Si la validité d’une ou de plusieurs stipulations du présent accord est remise en cause pour quelque cause que ce soit, les autres stipulations du présent accord non affectées par cette remise en cause continuent de recevoir application.
Article 16.Adhésion à l’accord Peut adhérer au présent accord toute organisation syndicale de salariés reconnue représentative dans le champ d’application de l’accord, c’est-à-dire au niveau de l’établissement de Levallois (regroupant les sites de Levallois- Perret et de Sophia Antipolis) de l’unité économique et sociale Médiamétrie-Médiamétrie//NetRatings.
L’adhésion est effectuée conformément aux dispositions légales et réglementaires en vigueur en étant notifiée aux signataires du présent accord et en faisant l’objet d’un dépôt dans des conditions prévues par voie réglementaire, à la diligence de son ou de ses auteurs.
Article 17.Révision de l’accord Le présent accord peut être révisé à tout moment, selon les modalités prévues par les dispositions légales et réglementaires en vigueur, par un avenant dont l’objet porte sur tout ou partie des stipulations du présent accord. Ainsi, conformément aux articles L.2261-7-1 et L.2261-8 du code du travail, le présent accord peut être révisé jusqu’à la fin du cycle électoral au cours duquel il a été conclu, par avenant conclu entre les sociétés et une ou plusieurs organisations syndicales signataires ou adhérentes du présent accord. À l’issue de cette période, le présent accord peut être révisé par une ou plusieurs organisations syndicales de salariés représentatives dans le champ d’application de l’accord.
Toute demande de révision est notifiée par son auteur, par tout moyen permettant de lui conférer date certaine (courrier électronique, courrier remis en main propre contre décharge, courrier recommandé avec demande d’avis de réception, etc.), aux autres parties habilitées à engager la procédure de révision.
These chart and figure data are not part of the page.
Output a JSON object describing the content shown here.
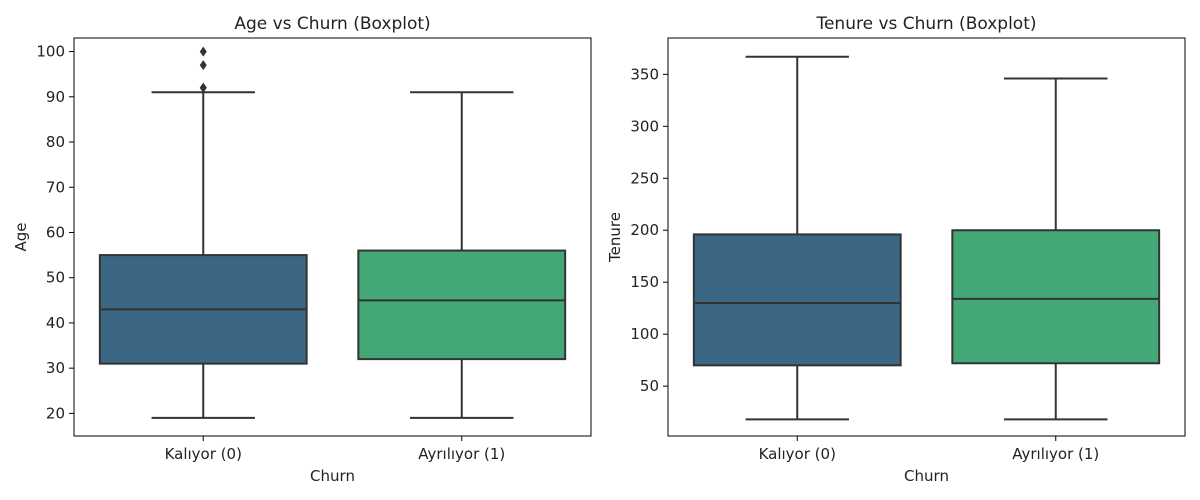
{
  "chart_data": [
    {
      "type": "boxplot",
      "title": "Age vs Churn (Boxplot)",
      "xlabel": "Churn",
      "ylabel": "Age",
      "categories": [
        "Kalıyor (0)",
        "Ayrılıyor (1)"
      ],
      "ylim": [
        15,
        103
      ],
      "yticks": [
        20,
        30,
        40,
        50,
        60,
        70,
        80,
        90,
        100
      ],
      "boxes": [
        {
          "category": "Kalıyor (0)",
          "color": "#3b6684",
          "whisker_low": 19,
          "q1": 31,
          "median": 43,
          "q3": 55,
          "whisker_high": 91,
          "outliers": [
            92,
            92,
            97,
            100
          ]
        },
        {
          "category": "Ayrılıyor (1)",
          "color": "#43a776",
          "whisker_low": 19,
          "q1": 32,
          "median": 45,
          "q3": 56,
          "whisker_high": 91,
          "outliers": []
        }
      ],
      "grid": false
    },
    {
      "type": "boxplot",
      "title": "Tenure vs Churn (Boxplot)",
      "xlabel": "Churn",
      "ylabel": "Tenure",
      "categories": [
        "Kalıyor (0)",
        "Ayrılıyor (1)"
      ],
      "ylim": [
        2,
        385
      ],
      "yticks": [
        50,
        100,
        150,
        200,
        250,
        300,
        350
      ],
      "boxes": [
        {
          "category": "Kalıyor (0)",
          "color": "#3b6684",
          "whisker_low": 18,
          "q1": 70,
          "median": 130,
          "q3": 196,
          "whisker_high": 367,
          "outliers": []
        },
        {
          "category": "Ayrılıyor (1)",
          "color": "#43a776",
          "whisker_low": 18,
          "q1": 72,
          "median": 134,
          "q3": 200,
          "whisker_high": 346,
          "outliers": []
        }
      ],
      "grid": false
    }
  ]
}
Cette demande de révision est accompagnée d’une proposition d’avenant au présent accord. Les parties habilitées à engager la procédure de révision de la présente convention se réunissent, sur convocation de la Direction, dans les trente (30) jours suivant la date de la demande de révision.
L’avenant portant révision de tout ou partie du présent accord se substitue de plein droit aux stipulations de l’accord qu’il modifie. Une fois déposé, il est opposable à l’ensemble des parties liées par l’accord.
Article 18.Notification, publicité et dépôt de l’accord En application de l’article L.2231-5 du code du travail, le présent accord est notifié, à l’issue de la procédure de signature, par la Direction à l’ensemble des organisations syndicales représentatives au niveau de l’établissement.
Le présent accord, accompagné des pièces requises, fait l’objet d’un dépôt conformément aux dispositions légales et réglementaires en vigueur. Ainsi, conformément aux articles L.2231-6 et suivants et D.2231-2 et suivants du code du travail, le présent accord est déposé par la Direction en support électronique auprès de la plateforme de téléprocédure du ministère du travail, et un exemplaire papier auprès du Conseil de prud’hommes de Nanterre.
Le texte déposé est assorti :
de la version signée des parties ;
d’une copie du courrier de notification du texte à l’ensemble des organisations représentatives à l’issue de la procédure de signature ;
d’une version publiable ne comportant pas les noms et prénoms des négociateurs et des signataires ;
de la liste des sites concernés et de leurs adresses respectives.
Le présent accord est porté à la connaissance des salariés de l’entreprise par la mise à disposition d’un exemplaire à jour du présent accord sur l’intranet de l’entreprise et à la Direction des Ressources Humaines.
Fait à Levallois, le 30 juin 2025 en quatre exemplaires dont un est remis à chacune des parties signataires.